Significant correlations were found between having social security and income status and the subscales of the WHOQOL. Aktürk et al. [22]. found a negative correlation between economic status and anxiety levels of families. Thomas et al. found that parents with higher monthly income had higher quality of life even when they had a disabled child [23]. Şimşek et al. stated that families with disabled children had economic problems, they did not find time to get involved with their healthy children, thus their social and interpersonal relationships were greatly affected [24]. In addition, when they had to leave their jobs to take care of their disabled child, they faced economic problems with the loss of either mother’s or father’s income [20].
There were significant outcomes between all subscales of Zarit scale and child’s age in this study. Roberts et al. discussed that a disabled child would need extra care in all areas of life and in this case, their families would take on more care burden [25]. Mothers of disabled children have the greatest care burden and experience higher depression and anxiety compared to other mothers with healthy children [26,27]. Sen et al. stated that care and treatment of disabled children cause financial difficulties to their families [20]. Economic burden brought by every disabled child is considerably high and his/her care, treatment and education bring a greater economic burden to the family.
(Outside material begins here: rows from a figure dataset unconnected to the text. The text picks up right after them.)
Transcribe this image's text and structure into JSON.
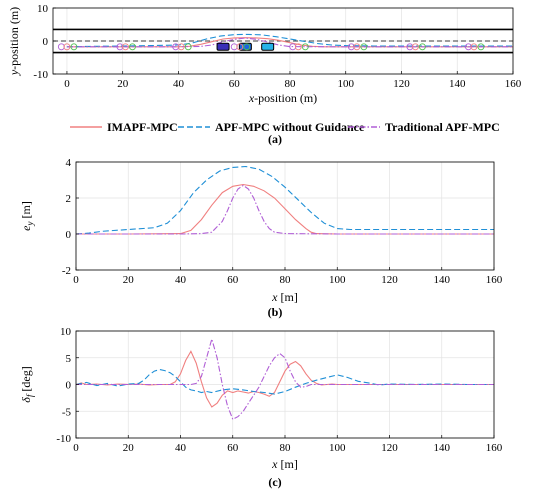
{
  "legend": [
    {
      "label": "IMAPF-MPC",
      "color": "#f08080",
      "dash": "solid"
    },
    {
      "label": "APF-MPC without Guidance",
      "color": "#1f8fd6",
      "dash": "dashed"
    },
    {
      "label": "Traditional APF-MPC",
      "color": "#b05fd6",
      "dash": "dashdot"
    }
  ],
  "chart_data": [
    {
      "id": "a",
      "type": "line",
      "caption": "(a)",
      "xlabel_italic": "x",
      "xlabel_rest": "-position (m)",
      "ylabel_italic": "y",
      "ylabel_rest": "-position (m)",
      "xlim": [
        -5,
        160
      ],
      "ylim": [
        -10,
        10
      ],
      "xticks": [
        0,
        20,
        40,
        60,
        80,
        100,
        120,
        140,
        160
      ],
      "yticks": [
        -10,
        0,
        10
      ],
      "road_edges": [
        3.5,
        -3.5
      ],
      "lane_divider": 0,
      "obstacles_x": [
        56,
        64,
        72
      ],
      "obstacles_y": -1.75,
      "series": [
        {
          "legend_index": 0,
          "x": [
            0,
            20,
            40,
            44,
            48,
            52,
            56,
            60,
            64,
            68,
            72,
            76,
            80,
            84,
            88,
            92,
            100,
            120,
            140,
            160
          ],
          "y": [
            -1.75,
            -1.75,
            -1.75,
            -1.6,
            -1.0,
            -0.2,
            0.6,
            0.95,
            1.0,
            0.95,
            0.7,
            0.2,
            -0.5,
            -1.2,
            -1.6,
            -1.75,
            -1.75,
            -1.75,
            -1.75,
            -1.75
          ]
        },
        {
          "legend_index": 1,
          "x": [
            0,
            10,
            20,
            30,
            40,
            45,
            50,
            55,
            60,
            65,
            70,
            75,
            80,
            85,
            90,
            95,
            100,
            110,
            120,
            140,
            160
          ],
          "y": [
            -1.75,
            -1.6,
            -1.5,
            -1.4,
            -1.2,
            -0.6,
            0.6,
            1.5,
            1.95,
            2.0,
            1.85,
            1.3,
            0.6,
            -0.1,
            -0.8,
            -1.2,
            -1.4,
            -1.5,
            -1.5,
            -1.5,
            -1.5
          ]
        },
        {
          "legend_index": 2,
          "x": [
            0,
            40,
            48,
            52,
            56,
            60,
            64,
            68,
            72,
            76,
            80,
            100,
            160
          ],
          "y": [
            -1.75,
            -1.75,
            -1.65,
            -1.2,
            -0.2,
            0.5,
            0.9,
            0.5,
            -0.3,
            -1.2,
            -1.7,
            -1.75,
            -1.75
          ]
        }
      ],
      "markers_x": [
        0,
        21,
        41,
        62,
        83,
        104,
        125,
        146
      ]
    },
    {
      "id": "b",
      "type": "line",
      "caption": "(b)",
      "xlabel_italic": "x",
      "xlabel_rest": " [m]",
      "ylabel_italic": "e",
      "ylabel_sub": "y",
      "ylabel_rest": " [m]",
      "xlim": [
        0,
        160
      ],
      "ylim": [
        -2,
        4
      ],
      "xticks": [
        0,
        20,
        40,
        60,
        80,
        100,
        120,
        140,
        160
      ],
      "yticks": [
        -2,
        0,
        2,
        4
      ],
      "series": [
        {
          "legend_index": 0,
          "x": [
            0,
            20,
            40,
            44,
            48,
            52,
            56,
            60,
            64,
            68,
            72,
            76,
            80,
            84,
            88,
            90,
            92,
            100,
            120,
            140,
            160
          ],
          "y": [
            0,
            0,
            0.02,
            0.2,
            0.8,
            1.6,
            2.3,
            2.65,
            2.75,
            2.65,
            2.4,
            2.0,
            1.4,
            0.8,
            0.3,
            0.1,
            0.02,
            0,
            0,
            0,
            0
          ]
        },
        {
          "legend_index": 1,
          "x": [
            0,
            5,
            10,
            20,
            30,
            35,
            40,
            45,
            50,
            55,
            60,
            65,
            70,
            75,
            80,
            85,
            90,
            95,
            100,
            105,
            110,
            120,
            140,
            160
          ],
          "y": [
            0,
            0.05,
            0.15,
            0.25,
            0.35,
            0.6,
            1.3,
            2.3,
            3.0,
            3.5,
            3.7,
            3.75,
            3.6,
            3.2,
            2.6,
            1.9,
            1.2,
            0.6,
            0.3,
            0.25,
            0.25,
            0.25,
            0.25,
            0.25
          ]
        },
        {
          "legend_index": 2,
          "x": [
            0,
            40,
            48,
            52,
            56,
            58,
            60,
            62,
            64,
            66,
            68,
            70,
            72,
            74,
            76,
            80,
            100,
            160
          ],
          "y": [
            0,
            0,
            0.02,
            0.1,
            0.7,
            1.3,
            2.0,
            2.5,
            2.7,
            2.5,
            2.0,
            1.3,
            0.7,
            0.3,
            0.1,
            0.02,
            0,
            0
          ]
        }
      ]
    },
    {
      "id": "c",
      "type": "line",
      "caption": "(c)",
      "xlabel_italic": "x",
      "xlabel_rest": " [m]",
      "ylabel_italic": "δ",
      "ylabel_sub": "f",
      "ylabel_rest": " [deg]",
      "xlim": [
        0,
        160
      ],
      "ylim": [
        -10,
        10
      ],
      "xticks": [
        0,
        20,
        40,
        60,
        80,
        100,
        120,
        140,
        160
      ],
      "yticks": [
        -10,
        -5,
        0,
        5,
        10
      ],
      "series": [
        {
          "legend_index": 0,
          "x": [
            0,
            2,
            4,
            8,
            12,
            16,
            20,
            24,
            28,
            32,
            36,
            38,
            40,
            42,
            44,
            46,
            48,
            50,
            52,
            54,
            56,
            58,
            60,
            62,
            64,
            66,
            68,
            70,
            72,
            74,
            76,
            78,
            80,
            82,
            84,
            86,
            88,
            90,
            92,
            94,
            96,
            98,
            100,
            110,
            120,
            140,
            160
          ],
          "y": [
            0,
            0.3,
            0,
            0.1,
            -0.1,
            0.1,
            0,
            0.1,
            -0.1,
            0,
            0,
            0.5,
            2,
            4.5,
            6.2,
            4,
            0.5,
            -2.5,
            -4.2,
            -3.5,
            -2,
            -1.2,
            -1.5,
            -1.2,
            -1.4,
            -1.6,
            -1.3,
            -1.5,
            -1.8,
            -2.2,
            -1.5,
            0.5,
            2.5,
            3.8,
            4.3,
            3.5,
            2,
            0.8,
            0.2,
            -0.1,
            0,
            0.1,
            0,
            0,
            0,
            0,
            0
          ]
        },
        {
          "legend_index": 1,
          "x": [
            0,
            4,
            8,
            12,
            16,
            20,
            24,
            26,
            28,
            30,
            32,
            34,
            36,
            38,
            40,
            42,
            44,
            46,
            48,
            50,
            52,
            56,
            60,
            64,
            68,
            72,
            76,
            80,
            84,
            88,
            92,
            96,
            100,
            104,
            108,
            112,
            116,
            120,
            130,
            140,
            150,
            160
          ],
          "y": [
            0,
            0.4,
            -0.2,
            0.2,
            -0.3,
            0.1,
            0.2,
            0.8,
            1.8,
            2.5,
            2.8,
            2.6,
            2.2,
            1.5,
            0.5,
            -0.5,
            -1,
            -1.2,
            -1.5,
            -1.3,
            -1.5,
            -1,
            -0.8,
            -1,
            -1.3,
            -1.5,
            -1.8,
            -1.3,
            -0.5,
            0.2,
            0.8,
            1.3,
            1.8,
            1.3,
            0.6,
            0.3,
            -0.1,
            0.1,
            0,
            0.1,
            0,
            0
          ]
        },
        {
          "legend_index": 2,
          "x": [
            0,
            20,
            40,
            44,
            46,
            48,
            50,
            52,
            54,
            56,
            58,
            60,
            62,
            64,
            66,
            68,
            70,
            72,
            74,
            76,
            78,
            80,
            82,
            84,
            86,
            88,
            90,
            100,
            120,
            160
          ],
          "y": [
            0,
            0,
            0,
            0,
            0.2,
            1.5,
            5,
            8.5,
            5,
            0,
            -4,
            -6.5,
            -6,
            -5,
            -3.5,
            -2,
            -0.5,
            1.5,
            3.5,
            5,
            5.8,
            5,
            2.5,
            0.5,
            -0.5,
            -0.4,
            0,
            0,
            0,
            0
          ]
        }
      ]
    }
  ]
}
Consequently, in line with the literature, depression levels, quality of life and care burden of families with disabled children are affected by the child’s age and the presence of social security. Taking into account parents’ scores from BDI, their depression levels were found to be mild. Also, there were significant correlations between having social security and child’s feelings about the disability and the BDI. Parents who had a disabled child in the 0-3 age group and had lower education level had higher quality of life scores than others. A significant correlation was found between having another child, income status, and child’s age and the subscales of Zarit scale.
There was a positive and statistically significant difference between parents’ scores from the BDI and the total scores from Zarit scale (p<0.01). There was a negative and statistically significant difference between their scores from the subscale of WHOQOL and the total scores from Zarit scale (p<0.01). The linear regression analysis (back ward) showed that the scores from the WHOQOL subscale and subscales of Zarit scale affected depression at a rate of 58.9%. Because there is interaction between the quality of life, family care burden and depression levels of parents, the importance of family centered care of disabled children in nursing is underlined.
Conclusion
This study recommends nurses to assess these variables together since there is a positive correlation between caregiver burden and depression levels of parents with disabled children. Because there was a negative correlation between caregiver burden and quality of life of these parents, nurses should do applicable planning and help disabled children to sustain a better life and to reduce caregiver burden of their families.
Nurses should also develop care protocols, guidance and institutional policies and provide care with a family-centered approach to ensure care pf disabled children since there is interaction between the quality of life, care burden and depression levels of the parents.